IEC61107 is a communication protocol for smart meters published by IEC that is widely used for electricity meters in the European Union. The IEC62056 protocol has been introduced to replace it, but it is still widely used due to its simplicity and acceptance. This protocol sends ASCII data using the serial port. IEC61107 is related to the FLAG protocol and is sometimes wrongly confused with it.
The Open Smart Grid Protocol (OSGP) is published by the European Telecommunications Standards Institute (ETSI) and is used in conjunction with the ISO/IEC14908 Control Network Standard for smart metering and smart grid applications. So far, millions of smart meters based on OSGP have been deployed around the world. In July 2015, the OSGP Consortium announced the release of a new security protocol (OSGP-AES-128-PSK), that deprecated the original OSGP-RC4-PSK security protocol, which was found to be vulnerable.

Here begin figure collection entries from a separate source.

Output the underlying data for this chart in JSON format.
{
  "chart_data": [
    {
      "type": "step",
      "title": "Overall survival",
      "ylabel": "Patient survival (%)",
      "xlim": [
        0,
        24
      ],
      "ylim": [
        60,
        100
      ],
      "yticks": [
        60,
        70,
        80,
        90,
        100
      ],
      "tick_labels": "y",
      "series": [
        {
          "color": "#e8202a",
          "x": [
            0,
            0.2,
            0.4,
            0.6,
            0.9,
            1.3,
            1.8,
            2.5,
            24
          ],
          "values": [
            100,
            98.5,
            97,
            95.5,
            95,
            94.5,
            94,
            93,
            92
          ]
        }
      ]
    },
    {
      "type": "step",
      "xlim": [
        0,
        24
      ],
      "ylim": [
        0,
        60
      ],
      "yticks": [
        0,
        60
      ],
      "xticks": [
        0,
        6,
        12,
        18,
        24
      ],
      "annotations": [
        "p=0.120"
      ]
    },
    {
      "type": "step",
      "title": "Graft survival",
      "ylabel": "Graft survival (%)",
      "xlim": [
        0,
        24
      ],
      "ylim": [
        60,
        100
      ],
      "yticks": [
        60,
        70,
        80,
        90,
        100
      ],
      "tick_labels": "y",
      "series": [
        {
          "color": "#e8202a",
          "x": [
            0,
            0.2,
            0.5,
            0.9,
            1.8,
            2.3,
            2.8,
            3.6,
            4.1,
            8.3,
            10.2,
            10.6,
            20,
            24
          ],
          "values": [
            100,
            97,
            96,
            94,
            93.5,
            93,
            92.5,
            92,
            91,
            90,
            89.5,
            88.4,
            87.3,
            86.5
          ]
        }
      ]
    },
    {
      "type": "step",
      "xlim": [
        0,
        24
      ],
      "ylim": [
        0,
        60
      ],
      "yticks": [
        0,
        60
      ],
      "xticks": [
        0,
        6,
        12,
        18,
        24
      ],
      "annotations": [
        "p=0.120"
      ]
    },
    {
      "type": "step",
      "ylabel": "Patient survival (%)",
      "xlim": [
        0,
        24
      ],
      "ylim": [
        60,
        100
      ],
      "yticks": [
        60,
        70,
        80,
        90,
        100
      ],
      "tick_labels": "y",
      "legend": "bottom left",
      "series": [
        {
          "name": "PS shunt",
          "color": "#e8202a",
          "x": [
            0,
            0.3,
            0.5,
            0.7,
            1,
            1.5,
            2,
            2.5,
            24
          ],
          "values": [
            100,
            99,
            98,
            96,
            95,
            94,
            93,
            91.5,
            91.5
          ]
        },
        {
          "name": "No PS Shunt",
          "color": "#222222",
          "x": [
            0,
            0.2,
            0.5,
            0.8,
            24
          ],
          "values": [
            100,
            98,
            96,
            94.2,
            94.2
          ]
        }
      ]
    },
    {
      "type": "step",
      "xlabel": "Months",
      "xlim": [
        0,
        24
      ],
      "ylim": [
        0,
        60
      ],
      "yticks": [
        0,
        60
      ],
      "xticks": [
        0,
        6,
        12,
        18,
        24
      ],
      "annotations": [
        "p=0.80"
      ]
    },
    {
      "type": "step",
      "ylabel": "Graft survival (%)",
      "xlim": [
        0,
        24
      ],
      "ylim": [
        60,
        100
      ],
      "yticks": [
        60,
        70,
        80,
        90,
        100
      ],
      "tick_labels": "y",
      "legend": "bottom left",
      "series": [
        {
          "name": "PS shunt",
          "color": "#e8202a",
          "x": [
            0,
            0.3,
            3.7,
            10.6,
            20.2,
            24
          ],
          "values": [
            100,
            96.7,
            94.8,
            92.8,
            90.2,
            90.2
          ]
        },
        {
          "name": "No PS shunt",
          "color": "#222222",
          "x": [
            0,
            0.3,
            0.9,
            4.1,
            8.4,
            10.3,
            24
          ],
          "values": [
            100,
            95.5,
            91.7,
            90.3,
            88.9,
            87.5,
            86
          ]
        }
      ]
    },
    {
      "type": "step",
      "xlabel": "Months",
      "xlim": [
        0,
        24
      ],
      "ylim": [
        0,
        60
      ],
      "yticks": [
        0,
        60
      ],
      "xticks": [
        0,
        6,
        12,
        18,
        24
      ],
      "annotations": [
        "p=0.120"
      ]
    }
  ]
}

There is a growing trend towards using TCP/IP technology as a common communication platform for smart meter applications, so that utilities can deploy multiple communication systems, while using IP technology as a common management platform. A universal metering interface enables the development and mass production of smart meters and smart grid devices before communication standards are set, and then the corresponding communication modules are easily added or changed. This reduces the risk of investing in the wrong standard and also allows a single product to be used globally even if regional communication standards differ.
Data Management
Another critical technology for smart meter systems is enterprise IT, which integrates smart meter networks with utility applications such as billing and CIS. This includes the meter data management system.

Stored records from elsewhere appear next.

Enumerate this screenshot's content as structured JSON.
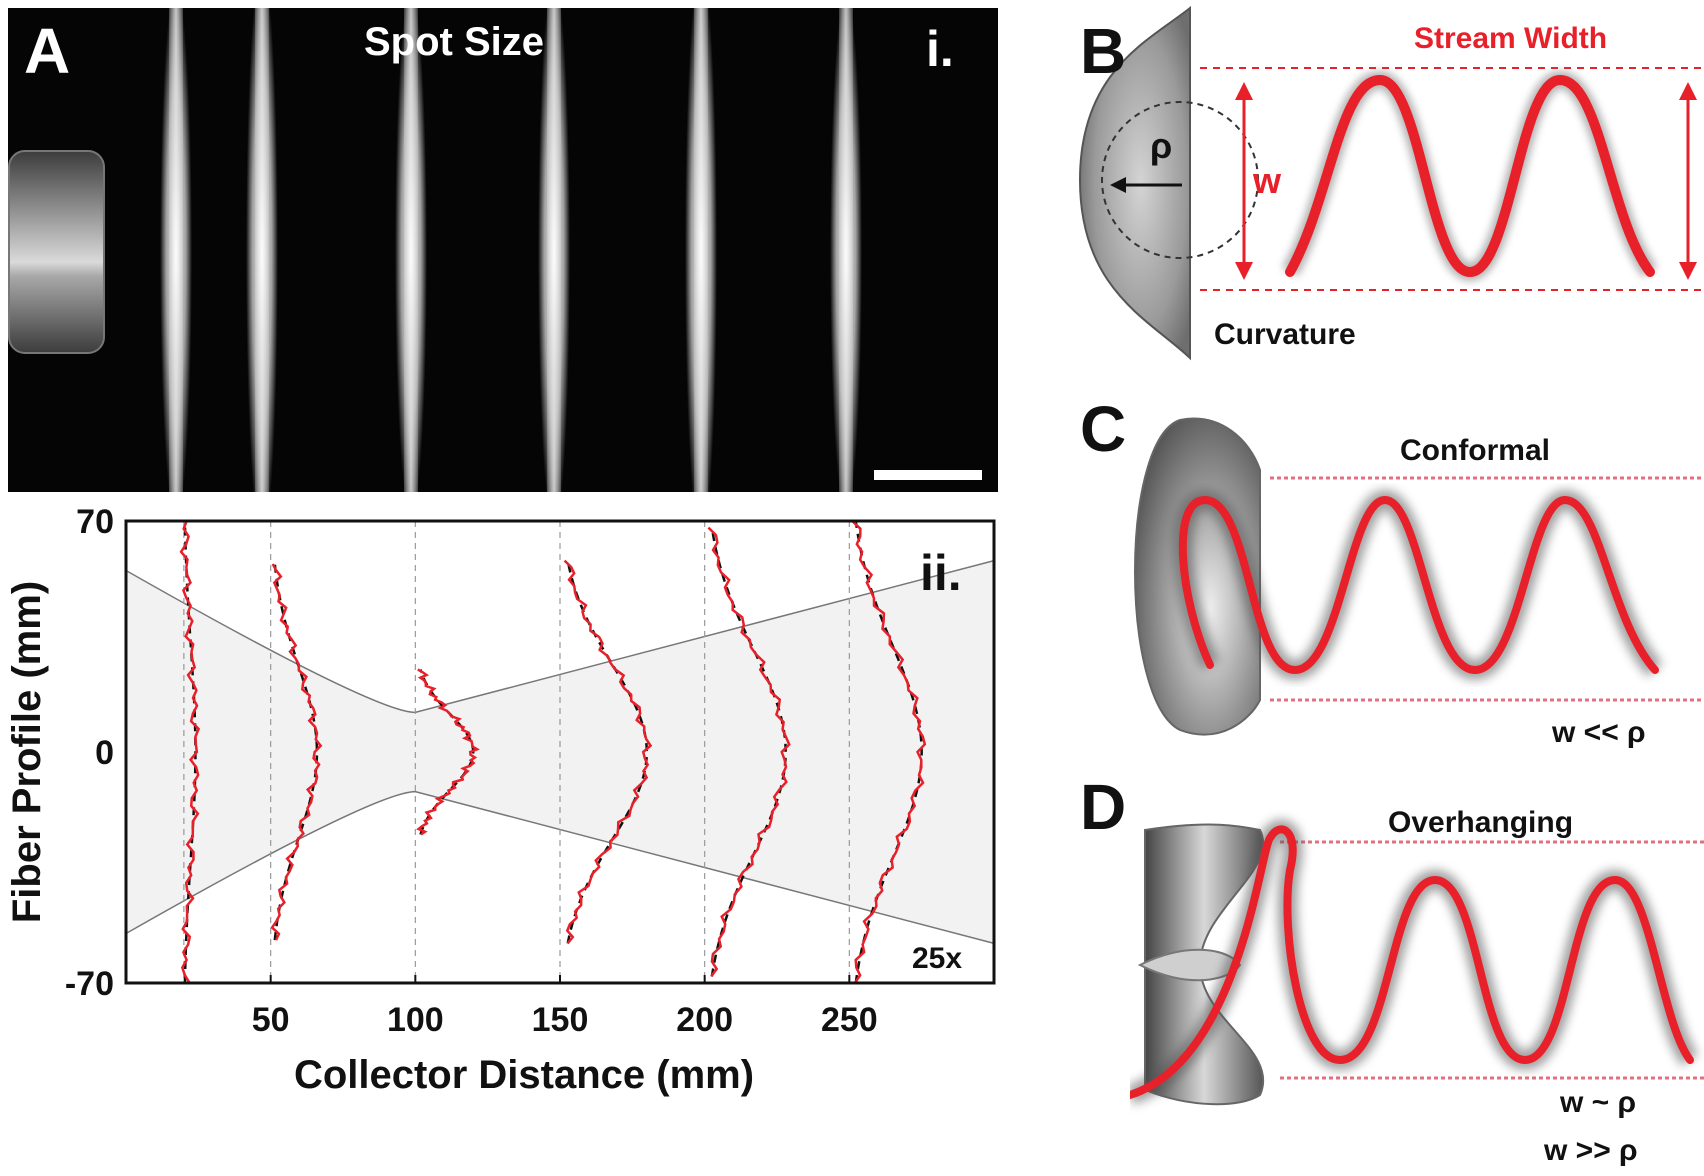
{
  "panel_a": {
    "letter": "A",
    "sub_i": "i.",
    "sub_ii": "ii.",
    "photo_title": "Spot Size",
    "scale_note": "25x"
  },
  "panel_b": {
    "letter": "B",
    "stream_width": "Stream Width",
    "w": "w",
    "rho": "ρ",
    "curvature": "Curvature"
  },
  "panel_c": {
    "letter": "C",
    "label": "Conformal",
    "relation": "w << ρ"
  },
  "panel_d": {
    "letter": "D",
    "label": "Overhanging",
    "relation1": "w ~ ρ",
    "relation2": "w >> ρ"
  },
  "colors": {
    "fiber_red": "#e8202a",
    "fit_dash": "#111111",
    "envelope_fill": "#f2f2f2"
  },
  "chart_data": {
    "type": "line",
    "title": "",
    "xlabel": "Collector Distance (mm)",
    "ylabel": "Fiber Profile (mm)",
    "xlim": [
      0,
      300
    ],
    "ylim": [
      -70,
      70
    ],
    "x_ticks": [
      50,
      100,
      150,
      200,
      250
    ],
    "y_ticks": [
      70,
      0,
      -70
    ],
    "grid": false,
    "profiles": [
      {
        "distance": 20,
        "peak_offset": 4,
        "half_extent": 70
      },
      {
        "distance": 50,
        "peak_offset": 16,
        "half_extent": 57
      },
      {
        "distance": 100,
        "peak_offset": 20,
        "half_extent": 25
      },
      {
        "distance": 150,
        "peak_offset": 30,
        "half_extent": 58
      },
      {
        "distance": 200,
        "peak_offset": 28,
        "half_extent": 68
      },
      {
        "distance": 250,
        "peak_offset": 25,
        "half_extent": 70
      }
    ],
    "envelope": {
      "x": [
        0,
        100,
        300
      ],
      "y_upper": [
        55,
        12,
        58
      ],
      "y_lower": [
        -55,
        -12,
        -58
      ]
    }
  }
}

Meter Data Management (MDM) refers to software that performs data storage and management for large amounts of data delivered by smart metering systems. This data mainly consists of usage data and events imported from servers that manage datasets in Advanced Metering Infrastructure (AMI) or Automatic Meter Reading (AMR) systems. MDM may include meter data analysis, analyzing data sent by electric smart meters that record electrical energy consumption.
Advanced Metering Infrastructure (AMI)
Advanced Metering Infrastructure (AMI) refers to systems that measure, collect and analyze energy consumption and with measuring devices such as electricity meters, gas meters, heat meters and water meters, according to They communicate on request or according to the program. These systems include hardware, software, communications, displays, consumer energy controllers, customer related systems, meter data management software, and supplier business systems.

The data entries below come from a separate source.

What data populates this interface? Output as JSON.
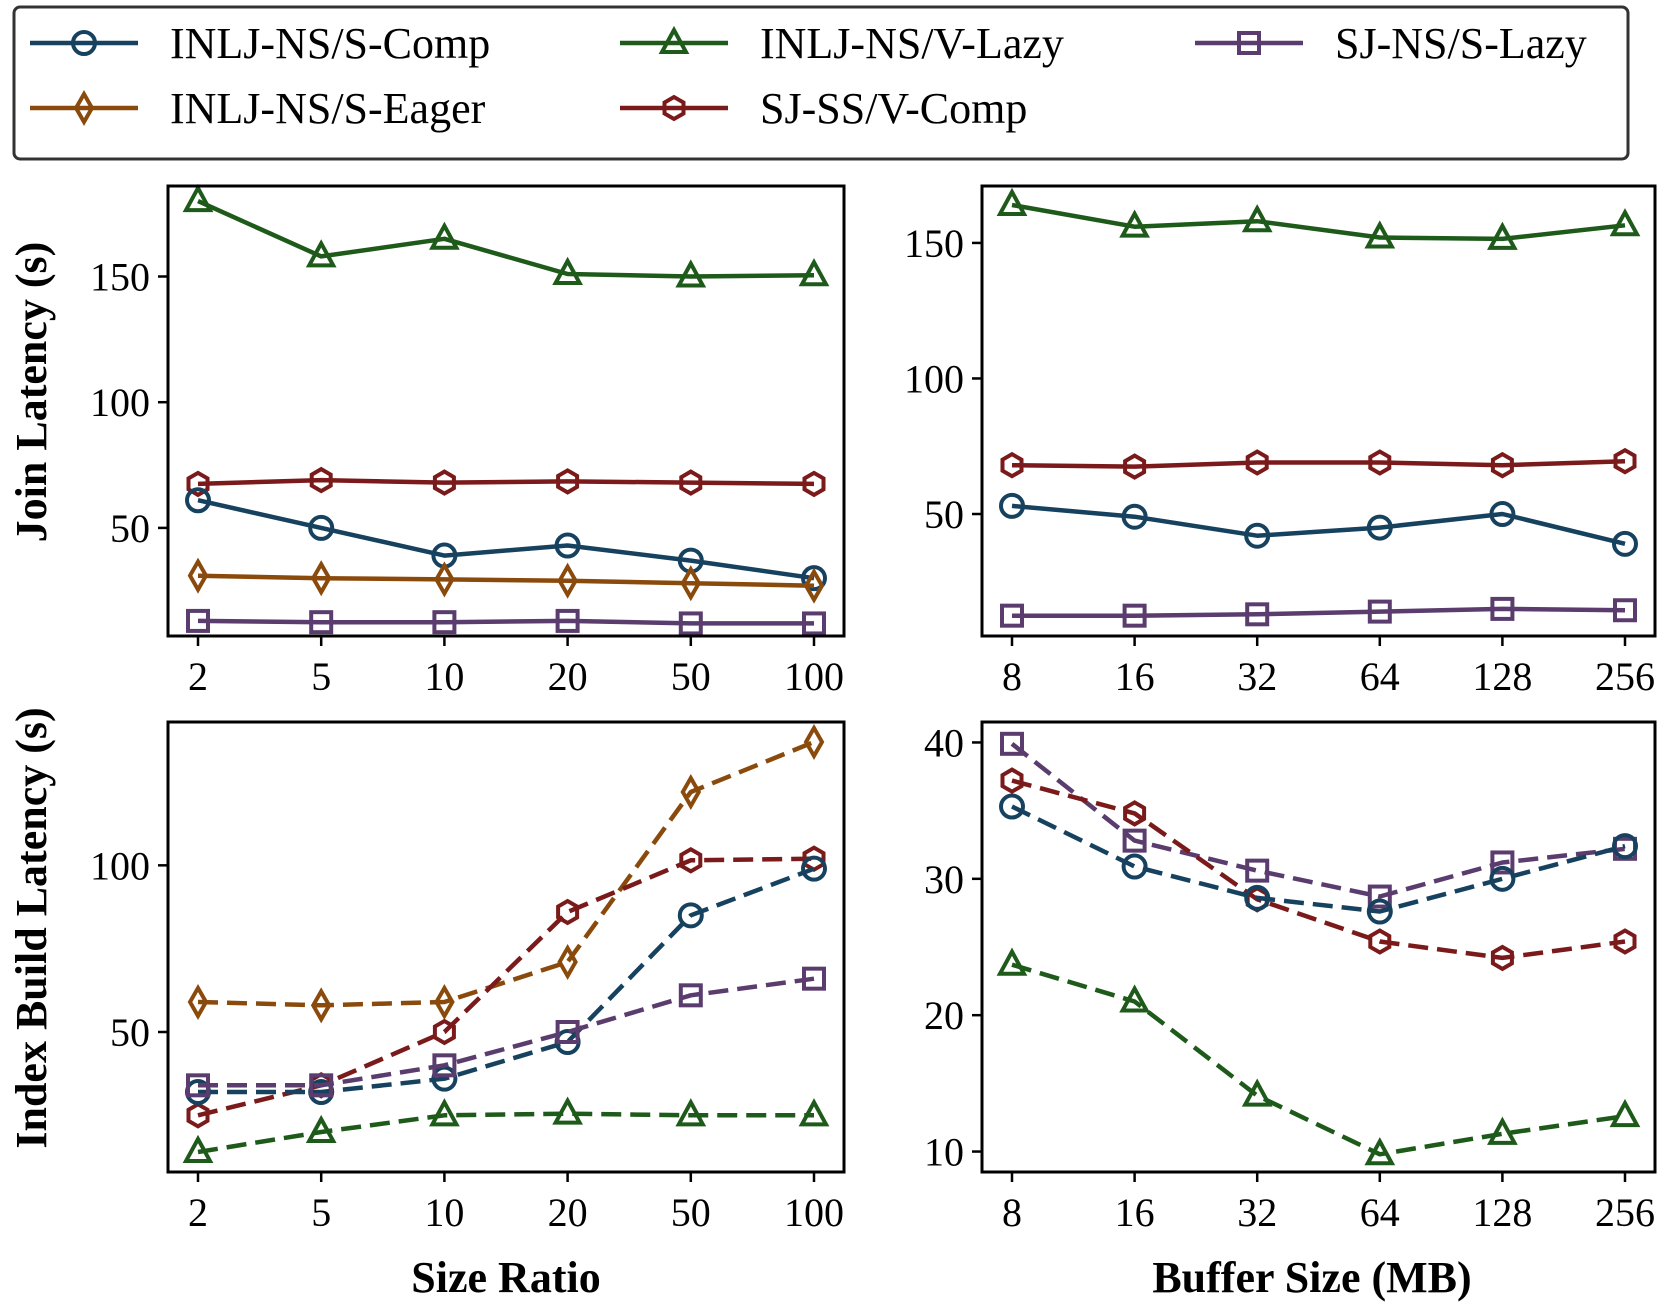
{
  "legend": [
    {
      "key": "inlj_comp",
      "label": "INLJ-NS/S-Comp",
      "color": "#17425f",
      "marker": "circle"
    },
    {
      "key": "inlj_vlazy",
      "label": "INLJ-NS/V-Lazy",
      "color": "#1e5a1a",
      "marker": "triangle"
    },
    {
      "key": "sj_slazy",
      "label": "SJ-NS/S-Lazy",
      "color": "#5a3d6e",
      "marker": "square"
    },
    {
      "key": "inlj_eager",
      "label": "INLJ-NS/S-Eager",
      "color": "#8a4a0c",
      "marker": "diamond"
    },
    {
      "key": "sj_vcomp",
      "label": "SJ-SS/V-Comp",
      "color": "#7a1a1a",
      "marker": "hexagon"
    }
  ],
  "axis_titles": {
    "join_ylabel": "Join Latency (s)",
    "index_ylabel": "Index Build Latency (s)",
    "size_ratio_xlabel": "Size Ratio",
    "buffer_xlabel": "Buffer Size (MB)"
  },
  "chart_data": [
    {
      "id": "join_size_ratio",
      "type": "line",
      "line_style": "solid",
      "categories": [
        "2",
        "5",
        "10",
        "20",
        "50",
        "100"
      ],
      "xlabel": "",
      "ylabel": "Join Latency (s)",
      "ylim": [
        7,
        186
      ],
      "yticks": [
        50,
        100,
        150
      ],
      "series": [
        {
          "key": "inlj_vlazy",
          "values": [
            180,
            158,
            165,
            151,
            150,
            150.5
          ]
        },
        {
          "key": "sj_vcomp",
          "values": [
            67.5,
            69,
            68,
            68.5,
            68,
            67.5
          ]
        },
        {
          "key": "inlj_comp",
          "values": [
            61,
            50,
            39,
            43,
            37,
            30
          ]
        },
        {
          "key": "inlj_eager",
          "values": [
            31,
            30,
            29.5,
            29,
            28,
            27
          ]
        },
        {
          "key": "sj_slazy",
          "values": [
            13,
            12.5,
            12.5,
            13,
            12,
            12
          ]
        }
      ]
    },
    {
      "id": "join_buffer",
      "type": "line",
      "line_style": "solid",
      "categories": [
        "8",
        "16",
        "32",
        "64",
        "128",
        "256"
      ],
      "xlabel": "",
      "ylabel": "",
      "ylim": [
        5,
        171
      ],
      "yticks": [
        50,
        100,
        150
      ],
      "series": [
        {
          "key": "inlj_vlazy",
          "values": [
            164,
            156,
            158,
            152,
            151.5,
            156.5
          ]
        },
        {
          "key": "sj_vcomp",
          "values": [
            68,
            67.5,
            69,
            69,
            68,
            69.5
          ]
        },
        {
          "key": "inlj_comp",
          "values": [
            53,
            49,
            42,
            45,
            50,
            39
          ]
        },
        {
          "key": "sj_slazy",
          "values": [
            12.5,
            12.5,
            13,
            14,
            15,
            14.5
          ]
        }
      ]
    },
    {
      "id": "index_size_ratio",
      "type": "line",
      "line_style": "dashed",
      "categories": [
        "2",
        "5",
        "10",
        "20",
        "50",
        "100"
      ],
      "xlabel": "Size Ratio",
      "ylabel": "Index Build Latency (s)",
      "ylim": [
        8,
        143
      ],
      "yticks": [
        50,
        100
      ],
      "series": [
        {
          "key": "inlj_eager",
          "values": [
            59,
            58,
            59,
            71,
            122,
            137
          ]
        },
        {
          "key": "sj_vcomp",
          "values": [
            25,
            34,
            50,
            86,
            101.5,
            102
          ]
        },
        {
          "key": "inlj_comp",
          "values": [
            32,
            32,
            36,
            47,
            85,
            99
          ]
        },
        {
          "key": "sj_slazy",
          "values": [
            34,
            34,
            40,
            50,
            61,
            66
          ]
        },
        {
          "key": "inlj_vlazy",
          "values": [
            14,
            20,
            25,
            25.5,
            25,
            25
          ]
        }
      ]
    },
    {
      "id": "index_buffer",
      "type": "line",
      "line_style": "dashed",
      "categories": [
        "8",
        "16",
        "32",
        "64",
        "128",
        "256"
      ],
      "xlabel": "Buffer Size (MB)",
      "ylabel": "",
      "ylim": [
        8.5,
        41.5
      ],
      "yticks": [
        10,
        20,
        30,
        40
      ],
      "series": [
        {
          "key": "sj_slazy",
          "values": [
            39.9,
            32.8,
            30.6,
            28.7,
            31.2,
            32.2
          ]
        },
        {
          "key": "sj_vcomp",
          "values": [
            37.2,
            34.8,
            28.5,
            25.4,
            24.2,
            25.4
          ]
        },
        {
          "key": "inlj_comp",
          "values": [
            35.3,
            30.9,
            28.6,
            27.6,
            30.0,
            32.4
          ]
        },
        {
          "key": "inlj_vlazy",
          "values": [
            23.7,
            21.0,
            14.1,
            9.8,
            11.3,
            12.6
          ]
        }
      ]
    }
  ]
}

Government agencies and utilities are turning toward Advanced Metering Infrastructure (AMI) systems as part of larger “smart grid” initiatives. AMI allows commands to be sent to the subscriber meter for multiple purposes, including time-based pricing information, demand response actions, or remote service interruption.
The network between measuring devices and business systems enables the collection and distribution of information to customers, suppliers, utility companies and service providers. Using the information provided by the system, consumers can change their normal consumption patterns to take advantage of lower prices. Energy distribution companies can also use pricing to curb the growth of peak demand consumption.